I am working with a PostgreSQL database and I need to change the collation setting of specific text columns. However, I do not want to alter the collation of the entire database.
The database currently has case-insensitive indexing on integer columns (specifically on ID columns) and there are no indexes on the text columns I want to modify. I am assuming that changing the collation of only the text columns shouldn't cause any issues since there are no indexes on these columns.
My question is: Will changing the collation on the text columns cause any problems with existing data or queries, even though the database's collation is not being changed and no indexes are affected?

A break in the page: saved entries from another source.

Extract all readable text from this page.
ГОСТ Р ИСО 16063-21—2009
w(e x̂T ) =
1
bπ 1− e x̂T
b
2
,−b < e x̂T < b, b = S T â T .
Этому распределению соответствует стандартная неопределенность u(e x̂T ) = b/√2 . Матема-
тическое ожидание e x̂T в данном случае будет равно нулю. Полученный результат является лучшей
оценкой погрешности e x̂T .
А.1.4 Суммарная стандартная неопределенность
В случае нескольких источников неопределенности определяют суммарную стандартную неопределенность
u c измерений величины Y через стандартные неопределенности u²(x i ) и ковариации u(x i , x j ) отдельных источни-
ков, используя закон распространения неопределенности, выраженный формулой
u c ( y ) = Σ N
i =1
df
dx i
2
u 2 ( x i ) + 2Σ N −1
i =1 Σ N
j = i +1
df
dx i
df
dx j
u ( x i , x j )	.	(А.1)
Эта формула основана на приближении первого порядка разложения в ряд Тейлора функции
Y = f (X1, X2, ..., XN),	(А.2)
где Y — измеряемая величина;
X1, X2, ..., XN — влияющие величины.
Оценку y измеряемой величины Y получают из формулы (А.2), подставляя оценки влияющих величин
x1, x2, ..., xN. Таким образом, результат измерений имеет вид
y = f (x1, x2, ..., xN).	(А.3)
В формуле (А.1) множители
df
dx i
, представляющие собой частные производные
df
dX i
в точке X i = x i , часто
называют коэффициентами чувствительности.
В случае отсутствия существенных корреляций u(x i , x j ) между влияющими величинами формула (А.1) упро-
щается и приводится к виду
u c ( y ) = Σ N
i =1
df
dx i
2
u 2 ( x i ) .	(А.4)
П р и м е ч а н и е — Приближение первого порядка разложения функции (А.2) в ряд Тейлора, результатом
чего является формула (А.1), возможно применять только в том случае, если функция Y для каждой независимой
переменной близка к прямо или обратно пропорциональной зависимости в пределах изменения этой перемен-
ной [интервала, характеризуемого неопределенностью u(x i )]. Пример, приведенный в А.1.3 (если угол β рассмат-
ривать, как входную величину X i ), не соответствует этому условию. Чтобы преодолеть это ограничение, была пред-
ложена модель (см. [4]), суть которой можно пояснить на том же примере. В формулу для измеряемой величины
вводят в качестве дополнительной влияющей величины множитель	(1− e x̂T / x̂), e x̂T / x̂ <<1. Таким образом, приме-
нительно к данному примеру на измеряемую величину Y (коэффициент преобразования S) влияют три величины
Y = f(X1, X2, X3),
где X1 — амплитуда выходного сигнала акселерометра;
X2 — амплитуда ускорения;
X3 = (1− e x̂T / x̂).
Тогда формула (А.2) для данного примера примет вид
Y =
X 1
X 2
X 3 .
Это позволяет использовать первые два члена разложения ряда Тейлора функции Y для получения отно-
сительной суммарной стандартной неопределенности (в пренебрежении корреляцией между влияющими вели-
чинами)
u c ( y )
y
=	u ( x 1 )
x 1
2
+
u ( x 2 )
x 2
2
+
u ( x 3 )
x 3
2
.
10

Are there any performance considerations or potential issues I should be aware of in this scenario?
The current database collation is set to Turkish_Turkey.1254, as shown by this query:
SELECT datname, datcollate, datctype
FROM pg_database
WHERE datname = '';
To change the collation of all text type columns in the database to a case-insensitive collation, I'm running the following PL/pgSQL block:
DO $$
DECLARE
t record;
BEGIN
FOR t IN
SELECT table_schema, table_name, column_name
FROM information_schema.columns
WHERE table_catalog = ''
AND data_type = 'text'
AND table_schema NOT LIKE 'pg_%'
ORDER BY table_schema
LOOP
EXECUTE format('ALTER TABLE %I.%I ALTER COLUMN %I SET DATA TYPE text COLLATE "tr-x-icu"',
t.table_schema, t.table_name, t.column_name);
END LOOP;
END
$$;
It is fine to change the collation of a column. If there were any indexes on the column, the indexes would be rebuilt.
Potential side effects are:
It can change your query results, but that is presumably exactly why you want to change the collation in the first place.
Since different collations are not equally fast when comparing, there could also be a performance impact.
If you change to a non-deterministic collation (for example, a case-insensitive one), LIKE
won't work any more for PostgreSQL versions under v18.
Regular expressions are not supported on strings with a non-deterministic collation.
Other than that, I am not aware of any potential problems.